Time was when everyone flocked to Bradford for entertainment, including the people of Leeds – however unbelievable to imagine now!  After a long hiatus, Bradford is set to regain some of that former glory, thanks to the sterling efforts of Bradfordians and those determined not to let the former New Victoria/Gaumont/Odeon join historic buildings lost to modernisation.

At its opening in 1930 the New Victoria, originally built as a 3,318-seat cine-variety theatre, was the largest cinema outside London and the third largest in England.  It was the first in Britain purpose-built for “talkies” and comprised a 450 sq. ft. (42 m2) ballroom and 200-seat restaurant.  The auditorium was primarily a cinema, but also a concert and ballet venue with a stage, an orchestra pit with a Wurlitzer organ, and it had excellent acoustics.  In 1950 the complex was renamed the Gaumont which then closed in November 1968 for redevelopment, to re-open in August 1969 as the Odeon

In its heyday, the Gaumont hosted popular music acts, including Buddy Holly, Paul Anka and Count Basie,  In 1960 Eddie Cochrane played his first British concert.  Helen Shapiro headlined in February 1963 with Danny Williams, Kenny Lynch, and bottom of the bill, The Beatles; in October followed The Everly Brothers, supported by The Rolling Stones, and December saw The Beatles headlining with support from The Barron Knights, Billy J. Kramer and Cilla Black.

Over the years there were more conversions to accommodate a bingo hall as well as a third cinema screen.  Subsequent plans did not come to fruition and in 2000 the Bradford Odeon was closed.  After several abortive attempts to develop the building and with threats of demolition, public opposition led to the formation of the Bradford Odeon Rescue Group (BORG).  Supporters included David Hockney, Richard Attenborough, Jenny Agutter and Imelda Staunton.  There was the “Hug the Odeon Campaign” in July 2007 when about 1,000 people encircled the building in a human chain.   

In late 2013, the Homes and Communities Agency (HCA) sold the building to Bradford City Council for a nominal £1 on condition that the Council invest £1.32 million in its maintenance and repair.  Bids for its development were invited, but retaining as much as possible of its original fabric. 

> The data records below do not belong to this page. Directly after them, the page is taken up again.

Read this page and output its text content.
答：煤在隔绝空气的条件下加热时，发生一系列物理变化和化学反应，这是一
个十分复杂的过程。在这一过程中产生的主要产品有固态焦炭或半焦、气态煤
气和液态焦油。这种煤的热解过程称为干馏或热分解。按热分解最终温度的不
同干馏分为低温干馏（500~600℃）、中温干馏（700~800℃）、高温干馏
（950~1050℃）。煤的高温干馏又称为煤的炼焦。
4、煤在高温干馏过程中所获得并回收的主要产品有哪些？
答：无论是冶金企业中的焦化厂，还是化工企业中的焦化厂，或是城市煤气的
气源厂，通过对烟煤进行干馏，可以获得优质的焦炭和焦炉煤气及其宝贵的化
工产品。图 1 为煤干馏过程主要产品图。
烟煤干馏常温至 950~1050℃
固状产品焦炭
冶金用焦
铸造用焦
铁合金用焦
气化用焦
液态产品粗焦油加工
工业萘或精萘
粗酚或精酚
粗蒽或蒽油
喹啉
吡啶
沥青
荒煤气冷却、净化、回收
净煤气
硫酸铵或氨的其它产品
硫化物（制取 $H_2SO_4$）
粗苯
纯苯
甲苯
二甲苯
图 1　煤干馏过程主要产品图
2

Our collective efforts were rewarded when Bradford Live undertook to restore the original auditorium as a single performance space, increasing the seating capacity from the original 3,318 seats to 3,800.  At long last this year sees its re-opening as Bradford Live with two tribute shows, Abba and Bob Marley, booked for November.

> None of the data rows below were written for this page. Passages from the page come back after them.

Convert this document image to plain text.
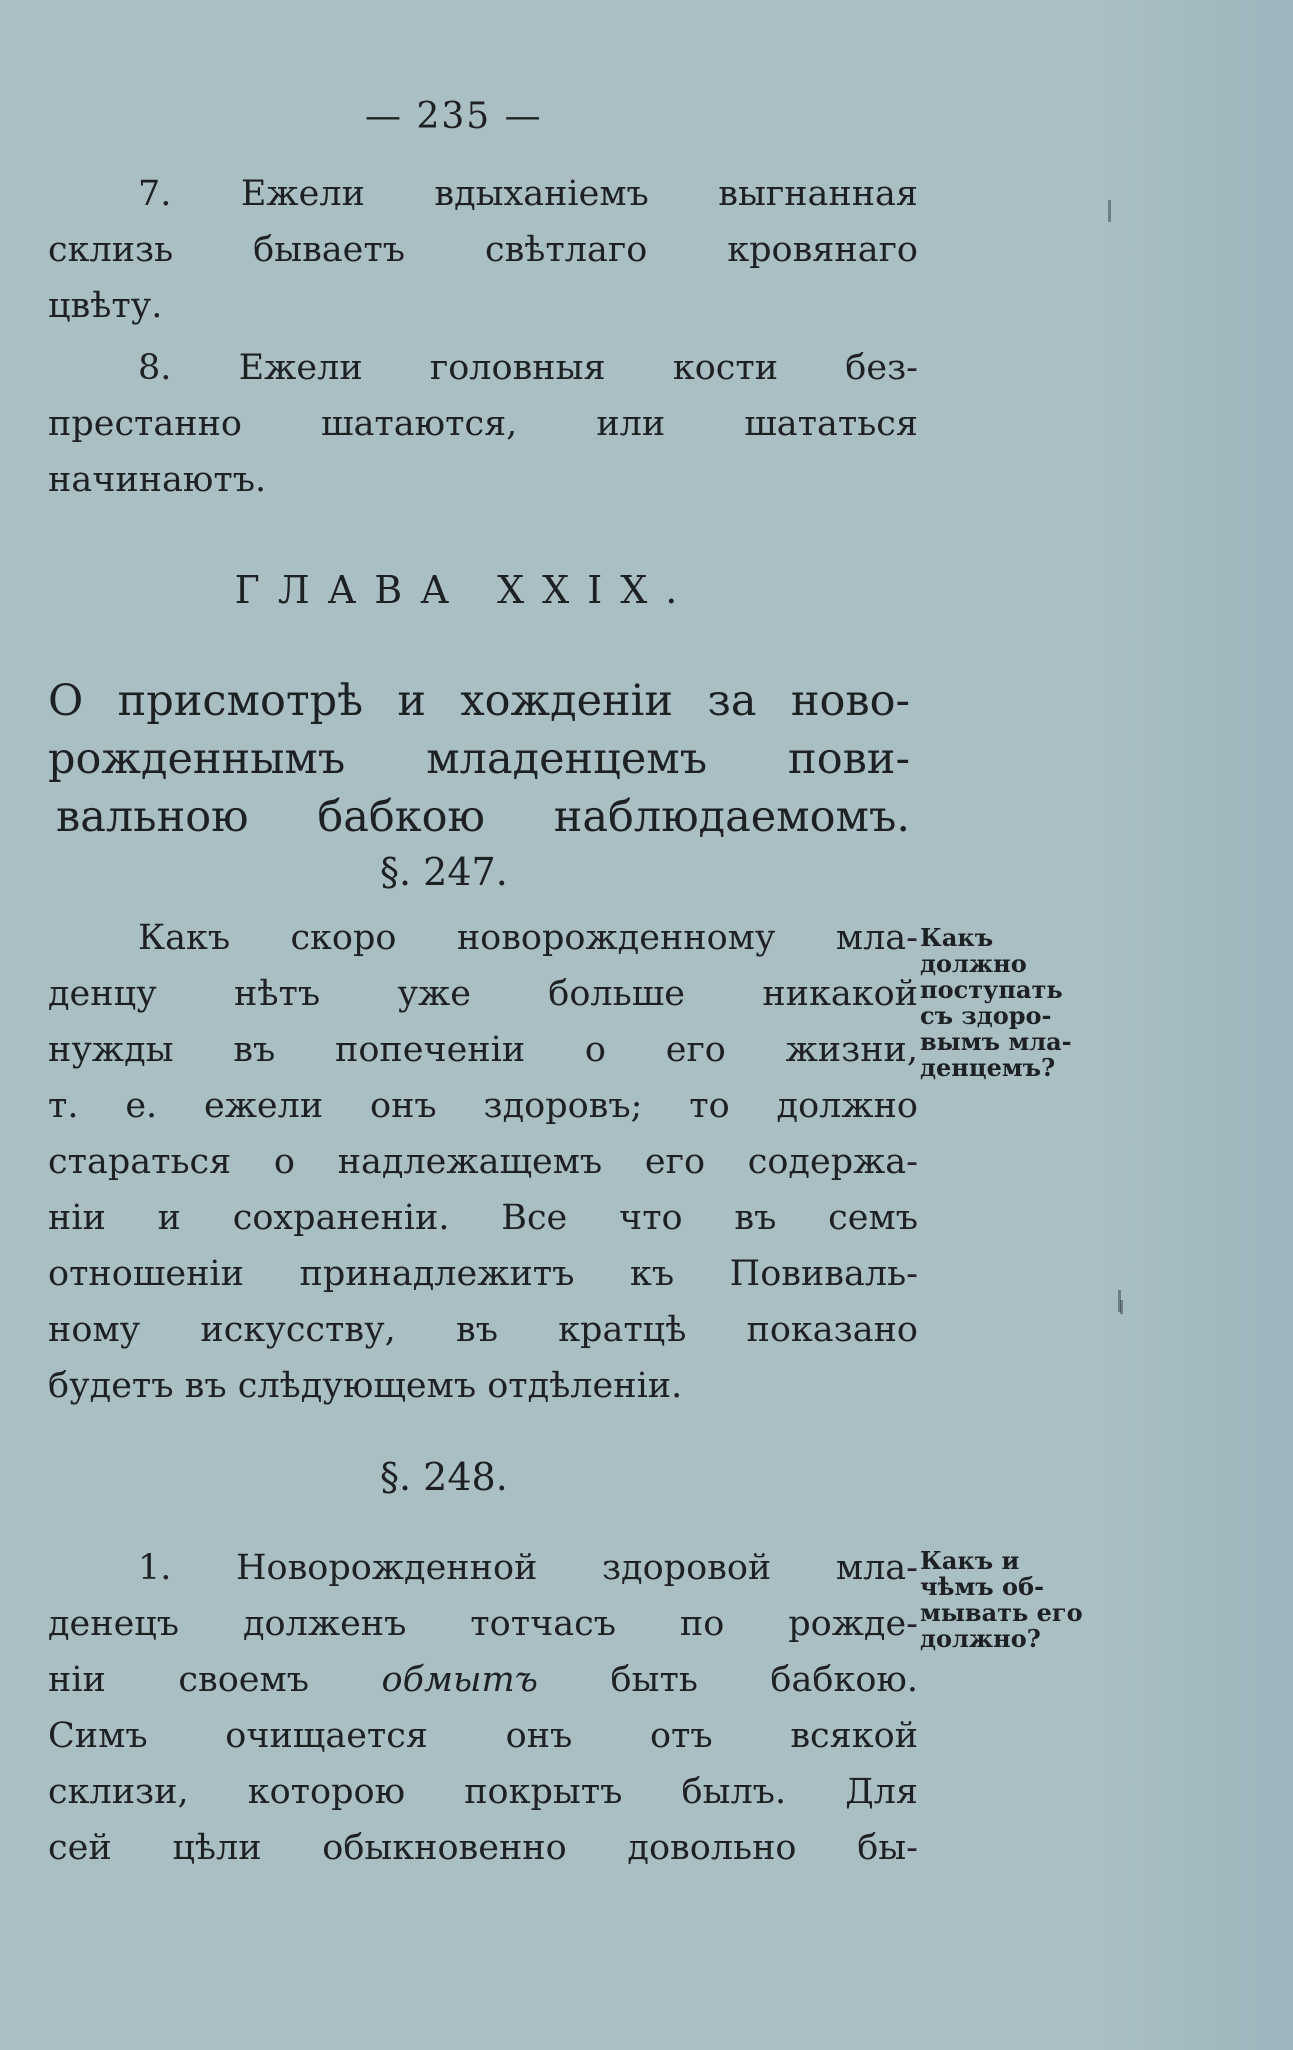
— 235 —
7. Ежели вдыханіемъ выгнанная
склизь бываетъ свѣтлаго кровянаго
цвѣту.
8. Ежели головныя кости без-
престанно шатаются, или шататься
начинаютъ.
ГЛАВА XXIX.
О присмотрѣ и хожденіи за ново-
рожденнымъ младенцемъ пови-
вальною бабкою наблюдаемомъ.
§. 247.
Какъ скоро новорожденному мла-
денцу нѣтъ уже больше никакой
нужды въ попеченіи о его жизни,
т. е. ежели онъ здоровъ; то должно
стараться о надлежащемъ его содержа-
ніи и сохраненіи. Все что въ семъ
отношеніи принадлежитъ къ Повиваль-
ному искусству, въ кратцѣ показано
будетъ въ слѣдующемъ отдѣленіи.
Какъ
должно
поступать
съ здоро-
вымъ мла-
денцемъ?
§. 248.
1. Новорожденной здоровой мла-
денецъ долженъ тотчасъ по рожде-
ніи своемъ обмытъ быть бабкою.
Симъ очищается онъ отъ всякой
склизи, которою покрытъ былъ. Для
сей цѣли обыкновенно довольно бы-
Какъ и
чѣмъ об-
мывать его
должно?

Its neighbour, the Alhambra Theatre, seating 1,400 people, is considered the North’s premier touring venue, attracting top shows of every genre since its makeover in 1986, and is host to Yorkshire’s biggest annual panto.  In fact, it was the so-called King of Pantomime himself, Bradford theatre impresario Francis Laidler, who had the Alhambra built in 1913, opening on 18th March 1914.  His last  panto was Red Riding Hood, opening on 27th December 1954 – which had also been his very first.

A firm favourite with performers, from Laurel & Hardy, Les Dawson, George Formby and Anna Pavlova to Barbara Windsor, Sue Pollard and Bradford-born Duncan Preston – and Sooty – to name a few.  It has even been immortalised on film as the setting for the 1983 film “The Dresser”, starring Albert Finney and Tom Courtenay.

The growth of Bradford’s woollen industry in the early 19th century required larger leisure facilities.

This led to the building of a music hall completed in 1853, at the behest of the mayor Samuel Smith and partly funded by the wool merchants arrived from Germany.  St. George’s Hall was Bradford’s first grand public building and is one of the few concert halls of its kind in Europe. 

It is known as the second home of Manchester’s Halle Orchestra formed on 30th January 1858, as it played in Bradford for the first time on 18th March the same year, and has continued to do so.  In February 2019 after a 3-year extensive refurbishment, St. George’s Hall re-opened with a gala celebration and orchestral season, featuring the Halle orchestra.

St. George’s Hall has hosted celebrities including Charles Dickens who gave a reading of “A Christmas Carol” in December 1854, Winston Churchill in 1910, Dr. Livingstone and Harry Houdini.  The 20th century saw performances by pop, rock and heavy metal bands. 

In 1976 Elton John appeared as a surprise guest of Bradford’s Kiki Dee to sing their No. 1 hit single “Don’t go Breakin’ My Heart”. 

A stone’s throw from Bradford Live, another magnet for famous bands in the 1960s, are the unique Sunbridge Wells described as the U.K.’s first and only subterranean entertainment venue.  Originally a quarry in the 13th century,  it was also used as prison cells (one still there), then as an air raid shelter in World War II.  Graham Hall, decided to develop the site at a cost of £1,9 million, which opened on 9th December2016, comprising bars, shops and displays of Bradford’s heritage.